The downside of personal expenditure should be limited by high employment. Furthermore, we expect inflation to fall back significantly over the coming months, which will help consumers' purchasing power. Current buoyant housing-market activity and prices, together with recently higher mortgage-equity withdrawal, will also provide ongoing support to consumer spending in the near term, although we expect the housing market to gradually lose momentum as 2007 progresses.
Despite faltering in the first quarter, business investment is expected to generally hold up well hold up well through 2007. Business investment should be supported by recent, sustained solid final demand, limited spare capacity in some sectors, currently improving company margins, generally robust corporate balance sheets, healthy returns on capital, a buoyant equity market and largely healthy business confidence. Encouragingly, latest survey evidence on companies' investment intentions remains generally upbeat. Nevertheless, higher interest rates may well have an increasing dampening effect on investment over the coming months, while a significant number of firms are still facing markedly squeezed margins (particularly in the retailing and manufacturing sectors). In addition, we suspect that final demand will moderate to a limited extent over the coming months.

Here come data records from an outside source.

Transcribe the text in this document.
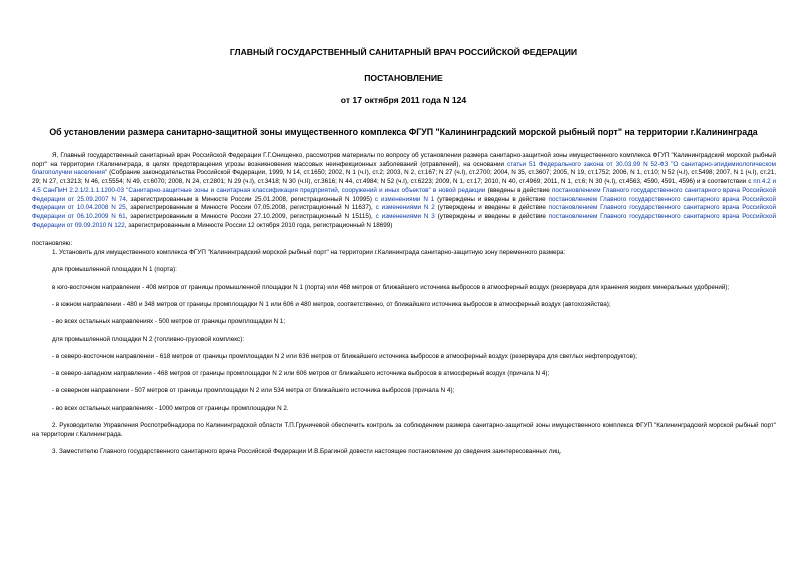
ГЛАВНЫЙ ГОСУДАРСТВЕННЫЙ САНИТАРНЫЙ ВРАЧ РОССИЙСКОЙ ФЕДЕРАЦИИ

ПОСТАНОВЛЕНИЕ

от 17 октября 2011 года N 124

Об установлении размера санитарно-защитной зоны имущественного комплекса ФГУП "Калининградский морской рыбный порт" на территории г.Калининграда

Я, Главный государственный санитарный врач Российской Федерации Г.Г.Онищенко, рассмотрев материалы по вопросу об установлении размера санитарно-защитной зоны имущественного комплекса ФГУП "Калининградский морской рыбный порт" на территории г.Калининграда, в целях предотвращения угрозы возникновения массовых неинфекционных заболеваний (отравлений), на основании статьи 51 Федерального закона от 30.03.99 N 52-ФЗ "О санитарно-эпидемиологическом благополучии населения" (Собрание законодательства Российской Федерации, 1999, N 14, ст.1650; 2002, N 1 (ч.I), ст.2; 2003, N 2, ст.167; N 27 (ч.I), ст.2700; 2004, N 35, ст.3607; 2005, N 19, ст.1752; 2006, N 1, ст.10; N 52 (ч.I), ст.5498; 2007, N 1 (ч.I), ст.21, 29; N 27, ст.3213; N 46, ст.5554; N 49, ст.6070; 2008, N 24, ст.2801; N 29 (ч.I), ст.3418; N 30 (ч.II), ст.3616; N 44, ст.4984; N 52 (ч.I), ст.6223; 2009, N 1, ст.17; 2010, N 40, ст.4969; 2011, N 1, ст.6; N 30 (ч.I), ст.4563, 4590, 4591, 4596) и в соответствии с пп.4.2 и 4.5 СанПиН 2.2.1/2.1.1.1200-03 "Санитарно-защитные зоны и санитарная классификация предприятий, сооружений и иных объектов" в новой редакции (введены в действие постановлением Главного государственного санитарного врача Российской Федерации от 25.09.2007 N 74, зарегистрированным в Минюсте России 25.01.2008, регистрационный N 10995) с изменениями N 1 (утверждены и введены в действие постановлением Главного государственного санитарного врача Российской Федерации от 10.04.2008 N 25, зарегистрированным в Минюсте России 07.05.2008, регистрационный N 11637), с изменениями N 2 (утверждены и введены в действие постановлением Главного государственного санитарного врача Российской Федерации от 06.10.2009 N 61, зарегистрированным в Минюсте России 27.10.2009, регистрационный N 15115), с изменениями N 3 (утверждены и введены в действие постановлением Главного государственного санитарного врача Российской Федерации от 09.09.2010 N 122, зарегистрированным в Минюсте России 12 октября 2010 года, регистрационный N 18699)

постановляю:

1. Установить для имущественного комплекса ФГУП "Калининградский морской рыбный порт" на территории г.Калининграда санитарно-защитную зону переменного размера:

для промышленной площадки N 1 (порта):

в юго-восточном направлении - 408 метров от границы промышленной площадки N 1 (порта) или 468 метров от ближайшего источника выбросов в атмосферный воздух (резервуара для хранения жидких минеральных удобрений);

- в южном направлении - 480 и 348 метров от границы промплощадки N 1 или 606 и 480 метров, соответственно, от ближайшего источника выбросов в атмосферный воздух (автохозяйства);

- во всех остальных направлениях - 500 метров от границы промплощадки N 1;

для промышленной площадки N 2 (топливно-грузовой комплекс):

- в северо-восточном направлении - 618 метров от границы промплощадки N 2 или 636 метров от ближайшего источника выбросов в атмосферный воздух (резервуара для светлых нефтепродуктов);

- в северо-западном направлении - 468 метров от границы промплощадки N 2 или 606 метров от ближайшего источника выбросов в атмосферный воздух (причала N 4);

- в северном направлении - 507 метров от границы промплощадки N 2 или 534 метра от ближайшего источника выбросов (причала N 4);

- во всех остальных направлениях - 1000 метров от границы промплощадки N 2.

2. Руководителю Управления Роспотребнадзора по Калининградской области Т.П.Груничевой обеспечить контроль за соблюдением размера санитарно-защитной зоны имущественного комплекса ФГУП "Калининградский морской рыбный порт" на территории г.Калининграда.

3. Заместителю Главного государственного санитарного врача Российской Федерации И.В.Брагиной довести настоящее постановление до сведения заинтересованных лиц.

Public expenditure and investment will continue to support growth during 2007, as the government has committed further significant spending in fiscal 2007/08 toward improving public services. Nevertheless, the boost to growth from the public sector will diminish markedly further out, as the government has already indicated that it will substantially reduce spending growth as it seeks to improve public finances.
Meanwhile, ongoing robust growth in the Eurozone should support U.K. exports in the near term at least. However, we suspect that Eurozone growth will ease back to a limited extent in the latter months of 2007. In addition, U.S. domestic demand is projected to be muted in 2007. This is likely to weigh down on U.K. exports, as is a strong pound. Sterling traded at a 16-year high on its trade-weighted index early in 2007, and traded above US$2.00 for the first time since September 1992 in April. Furthermore, the pound seems likely to remain well supported against the U.S. dollar over the medium term, although we believe this will be at least partly countered by sterling easing back against the euro.
Consequently, we suspect that growth will lose a little momentum in 2007. Specifically, we forecast GDP growth to edge back from 2.8% in 2006 to 2.7% in 2007 and 2.5% in 2008.